Quite some time ago, a friend asked me what would happen if we tried to construct a torus by gluing all 4 sides of a sheet of paper together, instead of first one pair then the other. Didn’t the math have to specify first one pair then the other?

One reason I’ve been hesitating over this post is that it doesn’t seem to be “real” mathematics – though any number of people might howl that PCA / FA isn’t “real” mathematics either. This is just a small drawing that I cobbled together to show that the homeomorphism between a circle and a line segment with endpoints identified… well, it doesn’t have to correspond to a physical process. (Why don’t I refer to “the glued line”?)

“… algebra provides rigor while geometry provides intuition.”
from the preface to “A Singular Introduction to Commutative Algebra” by Greuel & Pfister

It helped me to go back and read my original comment when I acklowledged Jim’s question to this post. I see that I did not understand that what matters to the formalism, the algebra, is before and after; what matters to the geometry is between or during. We reconcile them by permitting some things in the geometric visualization that we would not permit in the formal algebra, if the algebra even formalized the process: points passing thru points; or even some tearing, if when we reglue it we restore it rather than take the opportunity to change it.

That’s what bloch says, on p.57, discussing the physical process of getting from the knotted torus

to the regular torus.

In contrast, the sphere movie says going thru is ok, but tearing is not. (That’s the same link cited in my original comment.)

Keep it simple. Jim’s comment was that deforming and gluing a flat sheet to form a torus requires another dimension, namely time. To be specific, Jim considered 3 processes:

1. glue the left and right sides together, then glue the two circles.
2. glue the top and bottom sides together, then the two circles.
3. glue both pairs of sides together simultaneously.

He cannot see that the third process generates a torus. Well, neither can I.

I’d like to think that it does, but it doesn’t have to.

The formal mathematics doesn’t actually deal with the deformation process we’re imagining; rather it shows “before” and “after”. Don’t get me wrong: the formal math is motivated by the deformation process, and if the formal math hadn’t led to results which were by-and-large plausible, we would have changed the math.

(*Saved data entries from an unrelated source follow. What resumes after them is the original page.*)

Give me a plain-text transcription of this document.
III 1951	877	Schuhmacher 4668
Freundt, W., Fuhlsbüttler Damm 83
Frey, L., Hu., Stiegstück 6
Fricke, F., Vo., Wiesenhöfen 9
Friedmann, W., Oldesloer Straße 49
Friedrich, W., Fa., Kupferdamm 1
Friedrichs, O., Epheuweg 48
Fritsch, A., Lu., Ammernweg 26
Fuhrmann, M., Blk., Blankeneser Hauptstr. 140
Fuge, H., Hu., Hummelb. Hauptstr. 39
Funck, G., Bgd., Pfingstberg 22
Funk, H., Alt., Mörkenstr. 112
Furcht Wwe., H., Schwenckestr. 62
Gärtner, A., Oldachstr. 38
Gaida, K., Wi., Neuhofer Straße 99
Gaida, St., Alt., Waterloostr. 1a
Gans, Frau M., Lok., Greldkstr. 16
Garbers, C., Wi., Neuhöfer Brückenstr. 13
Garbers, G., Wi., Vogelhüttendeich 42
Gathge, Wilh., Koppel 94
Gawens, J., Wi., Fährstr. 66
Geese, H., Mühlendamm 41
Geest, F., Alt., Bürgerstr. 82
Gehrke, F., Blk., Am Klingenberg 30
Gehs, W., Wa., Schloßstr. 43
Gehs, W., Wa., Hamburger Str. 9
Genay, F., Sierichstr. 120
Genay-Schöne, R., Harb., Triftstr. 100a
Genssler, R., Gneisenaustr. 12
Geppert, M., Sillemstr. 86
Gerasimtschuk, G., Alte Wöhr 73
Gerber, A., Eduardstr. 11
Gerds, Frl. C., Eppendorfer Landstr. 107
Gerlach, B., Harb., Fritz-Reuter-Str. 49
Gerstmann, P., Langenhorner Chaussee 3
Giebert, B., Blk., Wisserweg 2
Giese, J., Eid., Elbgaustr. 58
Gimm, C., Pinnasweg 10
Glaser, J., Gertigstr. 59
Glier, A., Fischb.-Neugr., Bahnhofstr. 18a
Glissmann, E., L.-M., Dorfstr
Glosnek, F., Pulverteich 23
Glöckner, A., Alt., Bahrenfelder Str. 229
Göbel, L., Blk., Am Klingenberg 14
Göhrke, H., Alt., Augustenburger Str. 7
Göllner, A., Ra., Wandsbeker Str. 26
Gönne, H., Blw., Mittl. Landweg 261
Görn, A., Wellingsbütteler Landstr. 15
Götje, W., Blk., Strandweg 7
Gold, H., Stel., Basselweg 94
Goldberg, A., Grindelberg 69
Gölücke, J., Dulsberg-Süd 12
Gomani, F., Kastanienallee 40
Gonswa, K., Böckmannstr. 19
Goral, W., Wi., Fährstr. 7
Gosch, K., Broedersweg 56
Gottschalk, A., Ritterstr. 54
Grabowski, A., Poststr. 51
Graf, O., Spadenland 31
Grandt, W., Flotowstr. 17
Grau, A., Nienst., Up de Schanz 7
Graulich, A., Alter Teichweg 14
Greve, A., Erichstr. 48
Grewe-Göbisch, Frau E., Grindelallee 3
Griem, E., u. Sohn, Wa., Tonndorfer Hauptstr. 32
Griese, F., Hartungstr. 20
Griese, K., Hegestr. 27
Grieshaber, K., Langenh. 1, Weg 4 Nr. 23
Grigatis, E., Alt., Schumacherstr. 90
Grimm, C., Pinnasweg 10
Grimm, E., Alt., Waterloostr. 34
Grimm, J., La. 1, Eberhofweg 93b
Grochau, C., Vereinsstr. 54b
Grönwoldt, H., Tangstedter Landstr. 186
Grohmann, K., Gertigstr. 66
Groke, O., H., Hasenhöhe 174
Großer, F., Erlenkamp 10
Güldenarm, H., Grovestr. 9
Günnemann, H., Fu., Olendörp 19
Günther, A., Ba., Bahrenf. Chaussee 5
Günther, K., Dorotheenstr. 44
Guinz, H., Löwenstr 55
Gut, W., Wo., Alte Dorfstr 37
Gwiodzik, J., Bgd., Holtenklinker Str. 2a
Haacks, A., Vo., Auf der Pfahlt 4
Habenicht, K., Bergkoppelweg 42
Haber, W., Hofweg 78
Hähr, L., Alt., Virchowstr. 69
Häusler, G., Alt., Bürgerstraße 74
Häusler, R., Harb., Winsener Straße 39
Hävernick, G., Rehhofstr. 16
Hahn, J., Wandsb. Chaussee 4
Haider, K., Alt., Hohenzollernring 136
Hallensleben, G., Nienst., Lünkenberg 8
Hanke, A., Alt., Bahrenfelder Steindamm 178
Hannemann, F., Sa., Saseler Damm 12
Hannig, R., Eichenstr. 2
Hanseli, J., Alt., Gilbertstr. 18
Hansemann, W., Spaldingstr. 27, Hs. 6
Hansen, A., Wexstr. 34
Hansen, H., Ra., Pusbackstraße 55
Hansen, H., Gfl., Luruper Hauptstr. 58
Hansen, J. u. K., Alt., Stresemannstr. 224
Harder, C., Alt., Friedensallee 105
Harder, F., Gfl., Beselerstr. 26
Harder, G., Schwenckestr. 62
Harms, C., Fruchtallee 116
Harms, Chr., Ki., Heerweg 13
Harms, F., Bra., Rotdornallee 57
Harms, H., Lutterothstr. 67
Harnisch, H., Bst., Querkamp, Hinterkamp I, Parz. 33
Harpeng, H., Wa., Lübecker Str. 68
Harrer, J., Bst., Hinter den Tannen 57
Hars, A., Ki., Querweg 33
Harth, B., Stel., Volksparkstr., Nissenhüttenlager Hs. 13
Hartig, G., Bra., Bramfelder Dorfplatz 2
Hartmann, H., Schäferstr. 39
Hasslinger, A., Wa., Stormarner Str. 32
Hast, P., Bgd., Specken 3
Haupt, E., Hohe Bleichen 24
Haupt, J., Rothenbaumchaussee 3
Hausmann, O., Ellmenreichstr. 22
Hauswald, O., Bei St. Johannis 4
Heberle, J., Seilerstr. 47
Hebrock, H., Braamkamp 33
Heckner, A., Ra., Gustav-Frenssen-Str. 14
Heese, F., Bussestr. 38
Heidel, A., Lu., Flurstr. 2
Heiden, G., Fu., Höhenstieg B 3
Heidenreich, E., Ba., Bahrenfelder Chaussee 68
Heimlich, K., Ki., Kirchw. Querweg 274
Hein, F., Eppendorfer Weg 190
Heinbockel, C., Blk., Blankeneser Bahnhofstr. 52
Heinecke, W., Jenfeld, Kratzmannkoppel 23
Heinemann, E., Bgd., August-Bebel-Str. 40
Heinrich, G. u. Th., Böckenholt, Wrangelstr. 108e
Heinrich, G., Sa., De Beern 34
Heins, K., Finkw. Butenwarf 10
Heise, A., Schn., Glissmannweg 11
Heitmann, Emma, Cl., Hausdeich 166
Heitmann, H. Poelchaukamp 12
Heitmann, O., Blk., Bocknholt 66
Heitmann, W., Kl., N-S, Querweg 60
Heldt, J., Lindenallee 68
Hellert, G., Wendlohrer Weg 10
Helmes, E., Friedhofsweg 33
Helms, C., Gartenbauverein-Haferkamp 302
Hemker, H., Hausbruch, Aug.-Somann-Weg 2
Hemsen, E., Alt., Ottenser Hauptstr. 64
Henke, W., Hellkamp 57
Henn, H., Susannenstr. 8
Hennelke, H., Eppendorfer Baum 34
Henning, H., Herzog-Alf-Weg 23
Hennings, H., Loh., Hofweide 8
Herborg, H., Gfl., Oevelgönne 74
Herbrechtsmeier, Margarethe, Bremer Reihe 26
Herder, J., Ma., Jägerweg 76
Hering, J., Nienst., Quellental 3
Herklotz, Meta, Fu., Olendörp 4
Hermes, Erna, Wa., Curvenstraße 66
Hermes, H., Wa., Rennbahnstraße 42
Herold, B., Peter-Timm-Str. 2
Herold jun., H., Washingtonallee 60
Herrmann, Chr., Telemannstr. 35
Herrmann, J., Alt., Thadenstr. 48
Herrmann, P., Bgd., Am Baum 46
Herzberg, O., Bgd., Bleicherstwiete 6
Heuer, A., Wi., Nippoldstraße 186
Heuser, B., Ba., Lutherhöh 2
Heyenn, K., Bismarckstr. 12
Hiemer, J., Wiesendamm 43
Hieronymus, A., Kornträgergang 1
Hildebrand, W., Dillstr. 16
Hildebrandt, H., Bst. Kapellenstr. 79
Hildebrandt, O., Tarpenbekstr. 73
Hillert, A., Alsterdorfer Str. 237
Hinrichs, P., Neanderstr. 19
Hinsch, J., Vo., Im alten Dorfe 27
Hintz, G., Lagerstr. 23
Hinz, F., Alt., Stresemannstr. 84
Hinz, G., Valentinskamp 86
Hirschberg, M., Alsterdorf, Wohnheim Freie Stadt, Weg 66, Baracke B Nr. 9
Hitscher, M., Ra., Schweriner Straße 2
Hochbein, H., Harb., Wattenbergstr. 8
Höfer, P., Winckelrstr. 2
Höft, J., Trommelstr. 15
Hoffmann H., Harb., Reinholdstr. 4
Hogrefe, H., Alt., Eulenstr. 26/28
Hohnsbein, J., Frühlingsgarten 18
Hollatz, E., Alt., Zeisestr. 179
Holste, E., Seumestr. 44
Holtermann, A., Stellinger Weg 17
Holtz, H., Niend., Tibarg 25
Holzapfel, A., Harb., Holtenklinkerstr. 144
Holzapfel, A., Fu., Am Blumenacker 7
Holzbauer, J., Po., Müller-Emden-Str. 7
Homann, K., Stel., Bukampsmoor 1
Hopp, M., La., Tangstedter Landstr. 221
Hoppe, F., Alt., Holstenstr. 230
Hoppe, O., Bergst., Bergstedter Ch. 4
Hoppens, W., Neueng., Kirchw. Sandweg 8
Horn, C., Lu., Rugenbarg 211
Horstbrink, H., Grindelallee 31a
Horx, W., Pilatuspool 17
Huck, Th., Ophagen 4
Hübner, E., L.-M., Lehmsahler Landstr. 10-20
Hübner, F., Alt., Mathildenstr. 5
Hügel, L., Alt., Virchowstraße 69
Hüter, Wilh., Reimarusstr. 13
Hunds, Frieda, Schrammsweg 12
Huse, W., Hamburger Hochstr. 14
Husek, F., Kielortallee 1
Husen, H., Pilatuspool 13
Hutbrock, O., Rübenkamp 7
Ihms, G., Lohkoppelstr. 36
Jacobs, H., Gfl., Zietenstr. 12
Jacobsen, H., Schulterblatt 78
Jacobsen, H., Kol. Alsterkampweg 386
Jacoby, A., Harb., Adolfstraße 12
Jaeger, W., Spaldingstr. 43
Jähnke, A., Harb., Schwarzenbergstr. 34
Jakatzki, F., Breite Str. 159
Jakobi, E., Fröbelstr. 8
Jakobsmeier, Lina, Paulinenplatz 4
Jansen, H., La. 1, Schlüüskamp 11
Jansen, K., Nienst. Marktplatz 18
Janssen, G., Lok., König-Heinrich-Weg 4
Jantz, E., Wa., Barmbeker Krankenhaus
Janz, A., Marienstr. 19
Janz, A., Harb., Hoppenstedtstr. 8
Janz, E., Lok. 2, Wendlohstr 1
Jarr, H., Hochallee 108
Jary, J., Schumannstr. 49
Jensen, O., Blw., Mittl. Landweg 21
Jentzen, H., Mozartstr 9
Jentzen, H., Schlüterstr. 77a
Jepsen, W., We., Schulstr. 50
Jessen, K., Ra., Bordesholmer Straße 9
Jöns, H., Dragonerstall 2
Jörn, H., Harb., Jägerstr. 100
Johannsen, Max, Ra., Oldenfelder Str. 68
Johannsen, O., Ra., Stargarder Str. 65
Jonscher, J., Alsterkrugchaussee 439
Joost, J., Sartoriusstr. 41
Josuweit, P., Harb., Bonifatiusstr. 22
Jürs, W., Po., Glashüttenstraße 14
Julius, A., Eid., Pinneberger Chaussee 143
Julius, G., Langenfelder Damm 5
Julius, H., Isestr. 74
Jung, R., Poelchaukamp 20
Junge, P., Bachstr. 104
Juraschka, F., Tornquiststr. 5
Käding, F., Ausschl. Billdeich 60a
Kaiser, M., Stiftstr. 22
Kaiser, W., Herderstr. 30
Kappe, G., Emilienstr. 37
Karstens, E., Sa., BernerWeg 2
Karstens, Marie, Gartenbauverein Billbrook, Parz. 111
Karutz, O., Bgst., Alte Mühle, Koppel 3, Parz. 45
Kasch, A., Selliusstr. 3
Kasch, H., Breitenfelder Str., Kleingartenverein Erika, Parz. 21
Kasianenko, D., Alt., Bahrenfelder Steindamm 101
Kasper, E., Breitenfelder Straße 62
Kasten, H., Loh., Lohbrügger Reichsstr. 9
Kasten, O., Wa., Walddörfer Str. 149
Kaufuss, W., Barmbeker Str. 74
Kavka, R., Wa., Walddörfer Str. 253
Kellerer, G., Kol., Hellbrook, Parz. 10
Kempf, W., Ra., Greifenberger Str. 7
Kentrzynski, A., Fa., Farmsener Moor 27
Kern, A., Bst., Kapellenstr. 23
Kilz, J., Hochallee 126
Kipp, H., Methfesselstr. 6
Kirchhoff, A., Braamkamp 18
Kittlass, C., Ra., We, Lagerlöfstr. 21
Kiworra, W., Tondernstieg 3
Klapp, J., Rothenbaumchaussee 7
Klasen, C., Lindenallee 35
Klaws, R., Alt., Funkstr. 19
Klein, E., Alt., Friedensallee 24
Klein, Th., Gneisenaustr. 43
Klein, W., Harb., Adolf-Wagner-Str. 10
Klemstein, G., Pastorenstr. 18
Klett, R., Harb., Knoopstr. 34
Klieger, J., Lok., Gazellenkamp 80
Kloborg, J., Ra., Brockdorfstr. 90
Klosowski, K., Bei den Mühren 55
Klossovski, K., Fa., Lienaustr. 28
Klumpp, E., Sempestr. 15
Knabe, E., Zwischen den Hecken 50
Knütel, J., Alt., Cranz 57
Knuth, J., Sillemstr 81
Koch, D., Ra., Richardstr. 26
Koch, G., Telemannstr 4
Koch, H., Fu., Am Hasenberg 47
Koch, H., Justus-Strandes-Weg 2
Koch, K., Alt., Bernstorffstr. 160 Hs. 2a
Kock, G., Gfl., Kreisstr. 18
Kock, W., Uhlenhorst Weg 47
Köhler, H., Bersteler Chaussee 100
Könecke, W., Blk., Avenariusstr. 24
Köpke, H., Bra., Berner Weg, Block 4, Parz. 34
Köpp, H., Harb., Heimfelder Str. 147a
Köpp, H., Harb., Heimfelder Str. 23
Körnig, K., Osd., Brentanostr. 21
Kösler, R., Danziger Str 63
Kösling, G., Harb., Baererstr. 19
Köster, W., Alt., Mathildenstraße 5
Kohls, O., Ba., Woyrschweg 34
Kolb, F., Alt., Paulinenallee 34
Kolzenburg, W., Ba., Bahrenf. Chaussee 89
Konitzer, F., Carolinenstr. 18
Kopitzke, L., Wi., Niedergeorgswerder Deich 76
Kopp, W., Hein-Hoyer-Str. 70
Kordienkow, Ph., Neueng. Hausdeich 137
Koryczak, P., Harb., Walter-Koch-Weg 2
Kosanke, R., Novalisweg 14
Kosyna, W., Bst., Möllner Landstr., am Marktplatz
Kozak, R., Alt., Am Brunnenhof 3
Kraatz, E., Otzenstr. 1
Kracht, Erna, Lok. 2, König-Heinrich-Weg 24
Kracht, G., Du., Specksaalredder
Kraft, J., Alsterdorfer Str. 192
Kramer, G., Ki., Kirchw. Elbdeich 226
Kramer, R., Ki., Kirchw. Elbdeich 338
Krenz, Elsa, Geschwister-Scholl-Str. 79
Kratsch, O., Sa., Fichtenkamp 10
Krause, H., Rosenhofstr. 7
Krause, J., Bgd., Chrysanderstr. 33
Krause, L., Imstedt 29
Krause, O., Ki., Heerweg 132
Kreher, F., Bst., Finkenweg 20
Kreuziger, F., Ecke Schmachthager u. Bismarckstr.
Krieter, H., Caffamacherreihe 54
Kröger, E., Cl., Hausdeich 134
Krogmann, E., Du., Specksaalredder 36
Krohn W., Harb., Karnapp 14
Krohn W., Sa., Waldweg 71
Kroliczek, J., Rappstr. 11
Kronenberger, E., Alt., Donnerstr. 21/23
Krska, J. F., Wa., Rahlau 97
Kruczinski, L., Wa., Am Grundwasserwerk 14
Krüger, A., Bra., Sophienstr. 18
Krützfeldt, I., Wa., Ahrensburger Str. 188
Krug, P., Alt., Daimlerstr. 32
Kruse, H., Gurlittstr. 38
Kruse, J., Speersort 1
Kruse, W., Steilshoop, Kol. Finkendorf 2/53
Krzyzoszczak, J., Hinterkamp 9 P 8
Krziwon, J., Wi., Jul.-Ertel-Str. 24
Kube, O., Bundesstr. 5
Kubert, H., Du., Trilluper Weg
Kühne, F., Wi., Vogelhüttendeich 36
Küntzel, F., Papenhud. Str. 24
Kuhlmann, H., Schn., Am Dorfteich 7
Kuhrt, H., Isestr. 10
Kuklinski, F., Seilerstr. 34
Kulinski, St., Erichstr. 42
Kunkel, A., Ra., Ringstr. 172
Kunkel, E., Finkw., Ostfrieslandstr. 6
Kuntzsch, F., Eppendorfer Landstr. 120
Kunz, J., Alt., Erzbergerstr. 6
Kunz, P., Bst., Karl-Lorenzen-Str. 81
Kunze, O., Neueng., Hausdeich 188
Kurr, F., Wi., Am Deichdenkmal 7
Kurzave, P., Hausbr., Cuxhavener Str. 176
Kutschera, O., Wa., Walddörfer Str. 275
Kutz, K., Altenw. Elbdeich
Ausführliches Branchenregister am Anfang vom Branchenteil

The mathematics requires that a function describing “before” and “after” be a homeomorphism: 1-1 and both the function and its inverse are continuous. But this isn’t a description of “during”. We describe the result of gluing, not the process of gluing.

Let me show you a much simpler drawing than a torus, simpler even than a cylinder. I start with a line segment of the x-axis, and I want to transform it into a circle. If I imagine that I am wrapping the line onto the circle – wrapping a strip of paper mache’ onto a frame – then I could come up with the following mapping.

$\gamma(t) = \{\sin (t), 1-\cos (t)\}$

It starts at the origin and moves CWW (counter-clockwise); t runs from 0 to $2\ \pi\$.

Now, draw lines from “before” points on the line to “after” points on the circle. Let’s do it first for just the leftmost quarter of the line segment, $\left[0,\ \frac{\pi }{2}\right]\$:

add the next quarter, $\left[\frac{\pi }{2},\ \pi \right]\$:

We see a problem as we move toward the top. As one example of many, the line L to the top of the circle, mapping the point $\left(0,\ \pi \right)$ on the line to the point (0,2) on the circle, passes through the circle. That is, it passes thru points that have already been mapped to the circle. If we imagine that these lines had been traced out at constant speed, but stopping when they reach their destination on the circle, then the line L hits and goes thru a point on the circle.

The problem is even clearer when we add mappings from the last half of the line segment, since all the lines which are mapped to the left of the circle must pass thru the right of the circle, and all of those points have already been “installed”, as it were. Let’s see this with the 3rd quarter of the line segment $\left[\pi,\ \frac{3\ \pi }{2}\right]\$:

This process was a far cry from “wrapping” the line segment onto the circle. But such processes have nothing to do with the homeomorphism between the glued line and the circle.

The homeomorphism is a relationship between the glued line and the circle; not a relationship from the glued line to the circle. There are many processes from the glued line to the circle, but not all of them are nice. And this is one that isn’t nice.